El dercho a la revolución
Fidel Castro fue un revolucionario. Digan lo que digan, sobre todo las voces que provienen de la extrema derecha y el conservadurismo. Dirigió un movimiento revolucionario y luego gobernó para construir, crear y crear un modelo de desarrollo que, a pesar del embargo y otras condiciones externas e internas, hoy mismo sigue mostrando indicadores sociales y económicos envidiables. También fue responsable y partícipe de errores, muchos muy graves por sus implicaciones humanas. No se trata, pues, de endiosar a un ser humano que fue protagonista de la historia mundial. Pero tampoco de satanizarlo. Fue un revolucionario y eso es su atributo. Pero más allá de la figura de este u otro personaje y más allá del culto a la personalidad de cualquiera, se trata de que la revolución sea un derecho al que todos podemos y debemos aspirar. Y del que todos debemos ser parte en la condición, nivel o aptitudes que sean.

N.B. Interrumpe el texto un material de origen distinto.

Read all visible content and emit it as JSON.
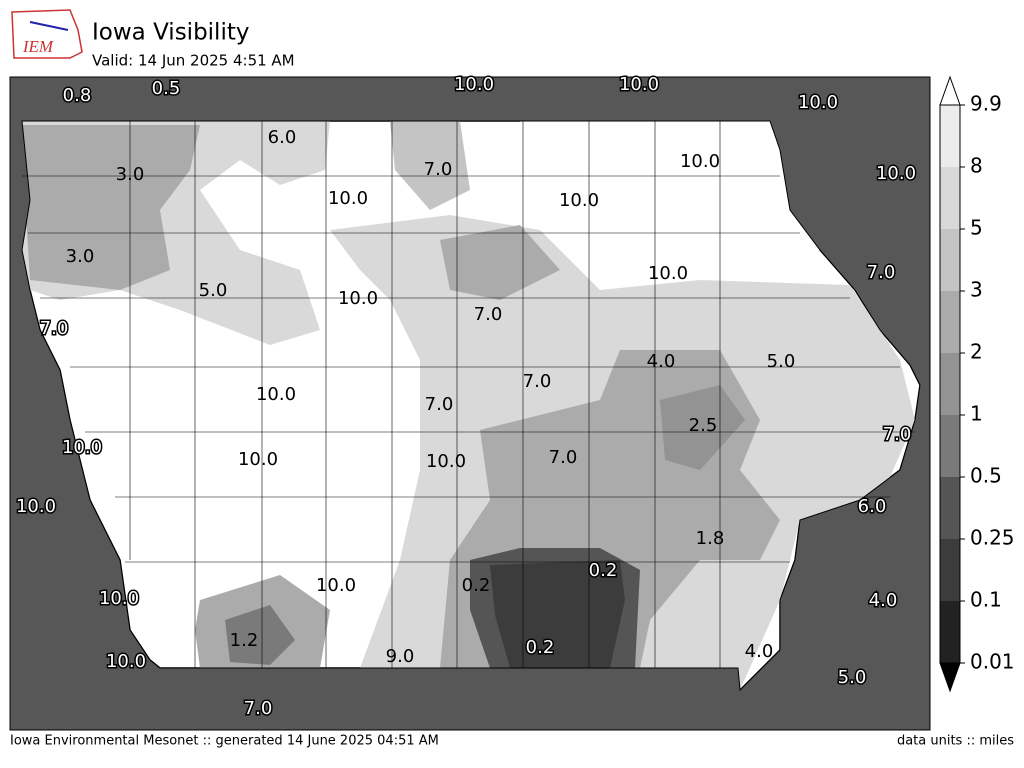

La revolución en todo campo y en todo aspecto de la vida es tan necesaria como aprender a respirar, reír o llorar. Debe ser una característica infaltable a la hora de definirnos como humanidad, tanto en nuestras versiones colectivas como en la expresión individual de la misma. Ser revolucionario es sentir, pensar y desear que las cosas del mundo y de la vida cambien, que sean distintas. Sobre todo, es el anhelo que nos debe nacer siempre ante situaciones que nos agobian, nos oprimen o no nos permiten construir el horizonte al que debemos llegar, ni nos dejan moldear el camino por el que pretendemos avanzar. Cuando las situaciones nos niegan la libertad o se oponen a nuestras pretensiones más profundas, el único camino posible es el de revolucionar esa realidad. De lo contrario, cuando no ejercemos nuestro derecho a la revolución, nos dejamos aprisionar por el conformismo, la pasividad y cedemos las decisiones y las visiones a otros. Es en la revolución que la indignación se hace movimiento, se hace verbo, se hace camino.
Tenemos derecho a la revolución en todo. No se trata solo de los cambios estructurales de la sociedad (tan fundamentales y cruciales), sino también de revolucionar nuestros modos de relacionarnos, nuestras visiones, nuestros esquemas mentales, nuestras sensaciones e ideas. Se trata de ser revolucionarios en el arte, en el deporte, en la educación, en la vida cultural y social, en la familia, en la participación política. Para ello es preciso abandonar el conformismo y la ceguera, esa que es la fuente principal de la ausencia de revolución.
Que quede claro: hablar de revolución no es hablar de violencia, de armas o de destrucción de la vida. Lo más revolucionario en nuestros tiempos es la capacidad de incidir a favor de los cambios sin utilizar las armas, sin el irrespeto o la agresividad. Hoy es más revolucionario aquel o aquella que desde la paz y la dignidad hacia los demás influye en las transformaciones que el mundo amerita. Por eso, es tan necesario y urgente que podamos mirar hacia adentro, hacia la espiritualidad (no en su sentido religioso) que permite la consolidación de visiones, sensaciones y opciones personales a favor de la vida. Las luchas revolucionarias necesitan de esa fuerza interior que solo proviene de la convicción firme, y del sentimiento personal, de que la dignidad, la paz, el desarrollo, la igualdad y otras demandas, son necesarias y posibles de alcanzar. Y recordemos que no hay revolución sin amor, porque el amor es la revolución más total y poderosa que podemos vivir.